This has been one of those weeks. Since attending a funeral on Monday, the following days consisted of what appears to be a coordinated effort by a number of people to either drive me scream-crying into the street, or to force me to punch someone in the face.

“I am going to punch someone in the face,” is, in fact, my new mantra. Not that I had an old mantra.

Apparently, I am having some anger issues.

I DID manage to go to the gym twice this week and row myself into a state of calmness, which was nice, and may have saved several people from being punched in the face.

I also treated myself to a couple of trips to the tanning bed. I fool myself into thinking this is okay for me because I am vitamin D deficient and so the tanning session is actually therapeutic. Two days ago, the orange-colored young man who checked me in asked what I was using to tan. I told him, “myself.” He quickly went into the annoying sales pitch for tanning lotion that is the bane of my existence and yet another behavior that makes me want to punch people in the face.

He insisted that I apply my $20 credit toward some lotion to help with my tanning. Out of curiosity, I asked him how much the one he was shoving at me cost. He gleefully told me that after the $20 coupon, I would only need to pay $68 to have the joy of owning that lotion. I nearly spit at him. I DID laugh out loud, which he did not take well. His orange complexion turned decidedly rust colored.

I informed him that I don’t spend that kind of money on anything relating to my physical maintenance. Seriously. That’s Neimans money. I’m a CVS girl. But Palm Beach Tan wants me to spend $88 full price for something called “Dark D Light” or some such. Actually, he also showed me some “more affordable” options called “It Factor” and “Bringin’ Sexy Black.”

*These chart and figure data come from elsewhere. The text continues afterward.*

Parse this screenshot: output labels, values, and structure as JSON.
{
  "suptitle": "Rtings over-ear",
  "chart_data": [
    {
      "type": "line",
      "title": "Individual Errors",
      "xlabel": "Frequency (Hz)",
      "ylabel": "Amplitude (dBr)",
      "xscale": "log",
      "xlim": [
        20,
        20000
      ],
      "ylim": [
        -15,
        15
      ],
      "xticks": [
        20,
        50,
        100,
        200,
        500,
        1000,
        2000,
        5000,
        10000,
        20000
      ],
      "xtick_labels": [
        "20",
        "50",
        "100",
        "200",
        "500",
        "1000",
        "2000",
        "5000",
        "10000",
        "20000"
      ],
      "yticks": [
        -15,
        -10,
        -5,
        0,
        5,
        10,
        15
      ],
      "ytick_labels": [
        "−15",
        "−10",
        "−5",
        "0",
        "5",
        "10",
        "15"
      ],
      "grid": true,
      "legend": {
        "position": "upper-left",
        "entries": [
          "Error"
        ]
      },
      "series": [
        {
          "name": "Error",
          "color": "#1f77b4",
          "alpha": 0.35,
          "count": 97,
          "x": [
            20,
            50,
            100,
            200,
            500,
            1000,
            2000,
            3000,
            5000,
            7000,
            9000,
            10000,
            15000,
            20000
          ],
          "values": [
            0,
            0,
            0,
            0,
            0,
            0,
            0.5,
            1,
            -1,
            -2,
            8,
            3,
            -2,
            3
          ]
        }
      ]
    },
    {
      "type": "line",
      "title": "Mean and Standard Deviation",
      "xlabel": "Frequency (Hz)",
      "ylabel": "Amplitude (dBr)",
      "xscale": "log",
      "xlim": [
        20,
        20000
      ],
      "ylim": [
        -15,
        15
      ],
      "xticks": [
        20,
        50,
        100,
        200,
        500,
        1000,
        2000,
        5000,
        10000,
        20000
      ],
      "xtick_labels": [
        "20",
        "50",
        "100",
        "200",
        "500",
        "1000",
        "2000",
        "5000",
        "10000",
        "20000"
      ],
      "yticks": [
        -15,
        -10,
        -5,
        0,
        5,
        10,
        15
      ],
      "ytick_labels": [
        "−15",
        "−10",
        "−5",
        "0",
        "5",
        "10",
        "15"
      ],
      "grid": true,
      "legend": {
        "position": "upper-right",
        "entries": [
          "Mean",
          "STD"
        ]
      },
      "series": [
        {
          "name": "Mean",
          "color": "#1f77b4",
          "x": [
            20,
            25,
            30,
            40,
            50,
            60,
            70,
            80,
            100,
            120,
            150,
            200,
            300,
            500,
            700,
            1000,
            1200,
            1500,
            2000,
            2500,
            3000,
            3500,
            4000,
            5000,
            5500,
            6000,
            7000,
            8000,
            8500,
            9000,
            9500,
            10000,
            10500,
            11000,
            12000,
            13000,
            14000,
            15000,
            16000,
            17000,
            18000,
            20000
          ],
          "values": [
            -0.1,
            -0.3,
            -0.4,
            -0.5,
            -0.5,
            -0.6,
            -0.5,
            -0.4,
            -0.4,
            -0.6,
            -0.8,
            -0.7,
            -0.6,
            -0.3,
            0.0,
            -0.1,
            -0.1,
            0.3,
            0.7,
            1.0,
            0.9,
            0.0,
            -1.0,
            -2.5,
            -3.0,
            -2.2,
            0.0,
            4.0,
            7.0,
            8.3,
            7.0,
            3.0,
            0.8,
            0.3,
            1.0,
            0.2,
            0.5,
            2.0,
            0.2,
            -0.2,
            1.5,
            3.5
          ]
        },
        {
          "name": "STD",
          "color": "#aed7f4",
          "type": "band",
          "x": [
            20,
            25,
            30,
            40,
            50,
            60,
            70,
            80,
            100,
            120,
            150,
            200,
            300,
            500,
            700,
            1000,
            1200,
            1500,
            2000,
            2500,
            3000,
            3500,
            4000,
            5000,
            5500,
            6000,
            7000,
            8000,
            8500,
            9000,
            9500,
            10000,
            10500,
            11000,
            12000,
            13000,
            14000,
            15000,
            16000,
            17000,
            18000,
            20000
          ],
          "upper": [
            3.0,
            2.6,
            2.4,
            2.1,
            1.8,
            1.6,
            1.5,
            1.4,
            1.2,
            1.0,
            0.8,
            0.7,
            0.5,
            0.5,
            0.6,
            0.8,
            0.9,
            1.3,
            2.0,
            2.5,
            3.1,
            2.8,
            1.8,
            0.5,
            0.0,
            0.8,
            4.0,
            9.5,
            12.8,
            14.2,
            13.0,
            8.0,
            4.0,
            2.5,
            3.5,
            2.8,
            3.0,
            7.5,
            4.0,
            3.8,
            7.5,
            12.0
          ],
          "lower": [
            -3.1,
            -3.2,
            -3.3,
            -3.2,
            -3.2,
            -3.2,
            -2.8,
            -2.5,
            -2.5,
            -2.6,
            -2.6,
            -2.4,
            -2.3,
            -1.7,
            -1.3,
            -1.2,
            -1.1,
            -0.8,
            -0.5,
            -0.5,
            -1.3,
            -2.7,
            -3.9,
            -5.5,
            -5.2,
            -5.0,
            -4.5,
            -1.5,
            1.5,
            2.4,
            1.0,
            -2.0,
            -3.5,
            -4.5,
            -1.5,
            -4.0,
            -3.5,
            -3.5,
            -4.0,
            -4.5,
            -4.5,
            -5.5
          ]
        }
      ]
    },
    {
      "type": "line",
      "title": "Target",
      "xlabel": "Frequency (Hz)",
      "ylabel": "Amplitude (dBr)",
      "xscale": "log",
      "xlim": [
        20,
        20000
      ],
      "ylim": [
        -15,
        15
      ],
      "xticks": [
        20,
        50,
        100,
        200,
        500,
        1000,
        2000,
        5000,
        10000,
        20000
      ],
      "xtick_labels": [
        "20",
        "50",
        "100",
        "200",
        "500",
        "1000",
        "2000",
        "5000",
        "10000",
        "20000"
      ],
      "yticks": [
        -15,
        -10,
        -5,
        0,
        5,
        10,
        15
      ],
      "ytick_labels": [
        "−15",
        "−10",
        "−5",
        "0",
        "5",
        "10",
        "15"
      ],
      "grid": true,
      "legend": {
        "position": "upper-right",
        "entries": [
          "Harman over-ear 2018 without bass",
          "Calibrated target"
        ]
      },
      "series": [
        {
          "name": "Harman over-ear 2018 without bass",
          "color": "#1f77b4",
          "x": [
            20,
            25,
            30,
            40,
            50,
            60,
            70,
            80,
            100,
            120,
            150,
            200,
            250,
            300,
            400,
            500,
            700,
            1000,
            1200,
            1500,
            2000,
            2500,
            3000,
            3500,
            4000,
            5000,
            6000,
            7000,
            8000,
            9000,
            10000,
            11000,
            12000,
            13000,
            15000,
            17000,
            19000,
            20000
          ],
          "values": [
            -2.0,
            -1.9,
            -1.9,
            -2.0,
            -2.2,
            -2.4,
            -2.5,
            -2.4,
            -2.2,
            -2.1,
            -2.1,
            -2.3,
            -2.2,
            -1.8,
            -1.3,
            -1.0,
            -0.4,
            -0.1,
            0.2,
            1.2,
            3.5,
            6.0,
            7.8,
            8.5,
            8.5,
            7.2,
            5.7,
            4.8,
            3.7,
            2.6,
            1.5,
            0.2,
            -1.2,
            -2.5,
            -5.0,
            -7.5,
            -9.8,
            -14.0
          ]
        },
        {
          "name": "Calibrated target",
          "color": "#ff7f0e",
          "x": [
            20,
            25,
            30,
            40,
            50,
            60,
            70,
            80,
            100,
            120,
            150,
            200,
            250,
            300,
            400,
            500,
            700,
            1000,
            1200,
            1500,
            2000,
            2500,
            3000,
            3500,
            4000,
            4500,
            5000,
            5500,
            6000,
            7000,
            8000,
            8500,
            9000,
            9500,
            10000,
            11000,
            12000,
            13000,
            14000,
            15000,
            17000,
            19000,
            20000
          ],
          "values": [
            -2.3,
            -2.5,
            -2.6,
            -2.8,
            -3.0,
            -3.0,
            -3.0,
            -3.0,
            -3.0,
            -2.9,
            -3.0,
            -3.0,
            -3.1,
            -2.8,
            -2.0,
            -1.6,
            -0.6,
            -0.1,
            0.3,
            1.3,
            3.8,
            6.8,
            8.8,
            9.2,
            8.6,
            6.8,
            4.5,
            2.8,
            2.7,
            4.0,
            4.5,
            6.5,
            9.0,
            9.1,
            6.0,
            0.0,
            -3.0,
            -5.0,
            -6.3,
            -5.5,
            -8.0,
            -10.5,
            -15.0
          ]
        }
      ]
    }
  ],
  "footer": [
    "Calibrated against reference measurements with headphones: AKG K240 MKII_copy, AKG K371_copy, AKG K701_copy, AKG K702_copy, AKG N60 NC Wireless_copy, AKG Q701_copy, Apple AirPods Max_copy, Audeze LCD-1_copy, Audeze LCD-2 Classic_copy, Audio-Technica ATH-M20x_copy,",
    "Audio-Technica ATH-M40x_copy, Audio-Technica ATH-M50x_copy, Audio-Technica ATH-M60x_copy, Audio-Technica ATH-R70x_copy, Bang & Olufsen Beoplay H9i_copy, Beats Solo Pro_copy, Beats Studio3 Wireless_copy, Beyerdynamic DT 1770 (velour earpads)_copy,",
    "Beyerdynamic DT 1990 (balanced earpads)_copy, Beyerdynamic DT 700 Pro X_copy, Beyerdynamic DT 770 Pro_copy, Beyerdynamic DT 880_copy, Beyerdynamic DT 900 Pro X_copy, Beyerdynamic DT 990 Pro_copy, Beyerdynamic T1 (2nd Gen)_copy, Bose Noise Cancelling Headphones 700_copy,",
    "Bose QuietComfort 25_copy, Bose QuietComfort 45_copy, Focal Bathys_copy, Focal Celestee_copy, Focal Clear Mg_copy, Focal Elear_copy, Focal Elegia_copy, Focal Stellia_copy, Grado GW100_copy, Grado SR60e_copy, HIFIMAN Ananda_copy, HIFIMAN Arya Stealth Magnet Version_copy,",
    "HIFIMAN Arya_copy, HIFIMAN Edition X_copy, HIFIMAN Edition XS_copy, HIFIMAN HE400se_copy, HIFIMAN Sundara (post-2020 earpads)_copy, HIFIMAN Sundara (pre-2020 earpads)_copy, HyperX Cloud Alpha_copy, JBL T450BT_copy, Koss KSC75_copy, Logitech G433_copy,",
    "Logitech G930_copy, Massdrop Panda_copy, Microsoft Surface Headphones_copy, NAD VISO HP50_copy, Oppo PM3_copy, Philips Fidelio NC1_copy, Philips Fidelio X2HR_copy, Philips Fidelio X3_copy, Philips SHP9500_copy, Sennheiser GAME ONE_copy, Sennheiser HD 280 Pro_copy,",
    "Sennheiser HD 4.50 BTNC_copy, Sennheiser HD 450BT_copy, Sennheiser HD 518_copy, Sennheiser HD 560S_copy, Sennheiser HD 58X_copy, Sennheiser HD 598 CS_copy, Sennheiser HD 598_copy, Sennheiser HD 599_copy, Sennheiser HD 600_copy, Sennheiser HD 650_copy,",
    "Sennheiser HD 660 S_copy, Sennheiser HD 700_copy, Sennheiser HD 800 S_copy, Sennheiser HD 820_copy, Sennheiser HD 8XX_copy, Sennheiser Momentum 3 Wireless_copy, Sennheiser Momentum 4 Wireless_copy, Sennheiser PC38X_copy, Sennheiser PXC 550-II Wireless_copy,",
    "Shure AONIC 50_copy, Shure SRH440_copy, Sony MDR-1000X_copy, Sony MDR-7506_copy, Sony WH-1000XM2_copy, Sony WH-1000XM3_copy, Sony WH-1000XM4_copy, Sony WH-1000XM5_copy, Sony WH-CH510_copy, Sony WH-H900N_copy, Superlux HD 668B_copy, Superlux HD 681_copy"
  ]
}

I kid you not. That is not a typo.

I don’t know who names these things, but I really want to punch that person in the face.

When I refused again, he warned me that when you don’t use lotion, your skin REFLECTS THE LIGHT FOR 8 MINUTES. Therefore, I wasn’t getting the best out of the tanning bed session. I found this confusing since they tell me I can’t stay in the tanning bed for more than 12 minutes lest I fry myself. But now I’m not doing anything but wasting time for 8 of those minutes? Make up your mind, people.

I don’t need this sales quota fear mongering – especially from some 20-year-old oompa loompa.

I refused to participate in the ridiculous conversation any longer unless he was going to let me punch him in the face, which I doubted.

So now, I have a little healthy color and have made it through the week without hurting anyone.

We’ll call that a win.

And maybe make some adjustments to the hormones I’m on.



Remember how much fun we used to have? Well, it was all bad for us. I think we’ve all figured that out by now, right? Riding bikes without helmets? Bad. (That part where you put your feet up and rode downhill with no hands was probably even worse.) Playgrounds with concrete, metal bars and stainless steel slides that were approximately 1000 degrees by mid summer? Bad. Sunshine? Bad.

We knew it wasn’t completely smart at the time we were doing it. They were telling us to use sun block. However, like all good teenagers, the more they told us to do something, the more we ran in the opposite direction. “Good grief! If I use sun block, how am I going to roast my skin to a nice crispy tan? Pass the oil. And the foil. Lemon juice for my hair? I believe I will, thank you.”

By the time I was a teen, I was obsessed with tanning. When I say obsessed I mean desperate. And obsessed. I have laid out on blankets, beaches, lawn chairs, car hoods, picnic tables, porches, backyards, trampolines, roof tops, rafts, driveways, canoes, sailboats, diving boards, logs, motor homes and decks. Not to mention tanning beds. Eventually, after years and years and thousands of hours spent basting in baby oil and iodine, I managed to get “some color.” Finally! I was elated. Hello, tan lines! Hello, honey toned skin! Where’ve you been all my life?

Flash forward to adulthood. It took me YEARS to back off the tan time. I have finally come to accept my pallor (to some extent.) I give myself little pep talks about how I may be colorless, but at least I won’t look like a “saddle bag with eyes” one day. This makes me feel better for about two seconds, then I schedule a spray tan session.

Last week, despite my better judgment, I was looking in the mirror and noticed a spot on my chest. It’s right where I can’t look at it directly because it’s too high, so I have to lean into the mirror and study it. It’s misshapen and a little raised. Sure, it’s probably nothing at all. I have an appointment tomorrow to find out. My parents and friend’s parents have been going through this for years – getting little chunks of themselves removed thanks to a little too much time in the sun. It just might be my turn now.

 If I could have foreseen this as a teenager, thought it possible to get bad news from the dermatologist – other than “you have incurable acne,” would I have changed my behavior?

 Pass the oil. And the foil.

 What can I say? I’m obviously an idiot.